12
Irritant and Allergic Contact Dermatitis, Occupational Dermatoses, and Dermatoses Due to Plants
Key Points
• Irritant contact dermatitis (ICD).
– Accounts for 80% of all causes of contact dermatitis.
– Secondary to a local toxic effect caused by a topical substance or physical insult.
• Allergic contact dermatitis (ACD).
– Accounts for 20% of all causes of contact dermatitis.
– Compared to ICD, more commonly presents with pruritus during the acute phase.
Irritant Contact Dermatitis
• Localized, non-immunologically mediated cutaneous inflammatory reaction (Figs. 12.1–12.4).
Fig. 12.1 Bilateral irritant contact dermatitis of the feet and ankles due to chronic occlusive footwear. Courtesy, David Cohen, MD.
Fig. 12.2 Bilateral irritant contact dermatitis of the palms secondary to repeated contact with paint solvents. Extensive patch testing excluded allergic contact dermatitis in this professional paint and crayon illustrator. Courtesy, Kalman Watsky, MD.
Fig. 12.3 Moderately severe irritant contact dermatitis of the hands due to chronic exposure to disinfecting solutions and antiseptics. The results of patch testing, latex challenge testing, and RAST testing were negative in this practicing dentist. Courtesy, David Cohen, MD.
Fig. 12.4 Cheilitis due to irritant contact dermatitis. This patient had the habit of licking his lips and there is involvement of the vermilion and cutaneous lips as well as the perioral region.
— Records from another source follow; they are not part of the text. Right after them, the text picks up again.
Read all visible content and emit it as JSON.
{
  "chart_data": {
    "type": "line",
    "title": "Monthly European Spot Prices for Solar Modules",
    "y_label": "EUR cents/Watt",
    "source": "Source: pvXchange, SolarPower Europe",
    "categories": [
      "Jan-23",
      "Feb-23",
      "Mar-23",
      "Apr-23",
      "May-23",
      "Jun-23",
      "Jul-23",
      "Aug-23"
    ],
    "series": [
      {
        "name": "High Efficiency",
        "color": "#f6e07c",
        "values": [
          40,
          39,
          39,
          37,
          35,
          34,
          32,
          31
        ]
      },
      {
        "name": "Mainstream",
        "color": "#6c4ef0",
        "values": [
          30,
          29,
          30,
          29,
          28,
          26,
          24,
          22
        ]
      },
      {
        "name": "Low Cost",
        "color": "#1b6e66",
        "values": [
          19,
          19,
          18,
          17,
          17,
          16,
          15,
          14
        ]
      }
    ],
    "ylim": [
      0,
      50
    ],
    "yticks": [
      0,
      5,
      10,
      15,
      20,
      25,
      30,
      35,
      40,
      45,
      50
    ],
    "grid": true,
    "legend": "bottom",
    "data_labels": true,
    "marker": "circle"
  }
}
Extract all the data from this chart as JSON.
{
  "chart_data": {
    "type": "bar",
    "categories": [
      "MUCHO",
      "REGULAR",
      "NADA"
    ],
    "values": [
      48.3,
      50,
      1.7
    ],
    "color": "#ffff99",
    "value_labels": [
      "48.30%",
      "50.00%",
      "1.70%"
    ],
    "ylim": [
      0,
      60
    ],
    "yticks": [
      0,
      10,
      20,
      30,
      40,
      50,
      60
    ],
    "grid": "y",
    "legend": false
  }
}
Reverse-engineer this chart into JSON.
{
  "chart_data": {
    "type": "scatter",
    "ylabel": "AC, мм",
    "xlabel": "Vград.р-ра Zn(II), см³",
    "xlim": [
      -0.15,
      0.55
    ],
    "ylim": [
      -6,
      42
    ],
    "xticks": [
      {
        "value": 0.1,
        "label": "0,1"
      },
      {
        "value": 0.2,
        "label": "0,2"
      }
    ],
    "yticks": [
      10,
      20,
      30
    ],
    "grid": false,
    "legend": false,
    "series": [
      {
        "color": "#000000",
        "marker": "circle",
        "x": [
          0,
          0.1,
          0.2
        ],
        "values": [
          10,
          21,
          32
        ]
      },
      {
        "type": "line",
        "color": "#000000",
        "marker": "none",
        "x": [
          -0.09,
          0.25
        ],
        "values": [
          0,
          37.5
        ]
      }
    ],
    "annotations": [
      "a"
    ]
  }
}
Courtesy, Jeffrey P. Callen.
• Secondary to a direct toxic effect.
– Chronic – erythema, lichenification, fissures, and scale.
• Commonly affects the hands (see Fig. 13.1); Table 12.1 reviews pertinent questions for when environmental exposures are suspected.
Table 12.1
Points to consider when evaluating hand dermatitis and environmental exposures are suspected.
Courtesy, Peter S. Friedmann, MD.
• A common cause of cheilitis (lip-licking; see Fig. 13.4).
• May be secondary to an occupational exposure (Table 12.2).
– Common causes are soaps and wet work, and less often petroleum products, cutting oils, and coolants.
Allergic Contact Dermatitis
• In contrast to ICD, more commonly presents with pruritus during the acute phase; the chronic phase has significant overlap with ICD (Fig. 12.5).
Fig. 12.5 Allergic contact dermatitis to shoes – acute versus chronic. A Extremely pruritic erythematous papules and papulovesicles appeared within days of wearing new sneakers; note the distribution pattern. B Pebbled and lichenified plaques with both hypo- and hyperpigmentation. The patient had a positive patch test to potassium dichromate. Courtesy, Louis A. Fragola, MD.
• Initially, well demarcated and localized to site of contact with the allergen (Figs. 12.5–12.10).
– Acute – in addition to erythema and edema, vesicobullae and weeping may develop (Fig. 12.7).
– Chronic – often lichenified with scale (Figs. 12.5B and 12.9).
Fig. 12.6 Allergic contact dermatitis. This erythematous plaque with vesiculation developed in a 14-month-old boy following the application of neomycin ointment. Courtesy, Anthony J. Mancini, MD.
Fig. 12.7 Acute allergic contact dermatitis with a prominent component of edema. Obvious edema of the shaft of the penis plus subtle crusts of the glans due to application of tiger balm (contains extracts of several plants, including mint, clove, and Chinese cinnamon). Courtesy, Louis A. Fragola, Jr., MD.
Fig. 12.8 Allergic contact dermatitis due to aloe-containing cream. The degree of involvement on the upper and lower lips is similar, as opposed to actinic cheilitis.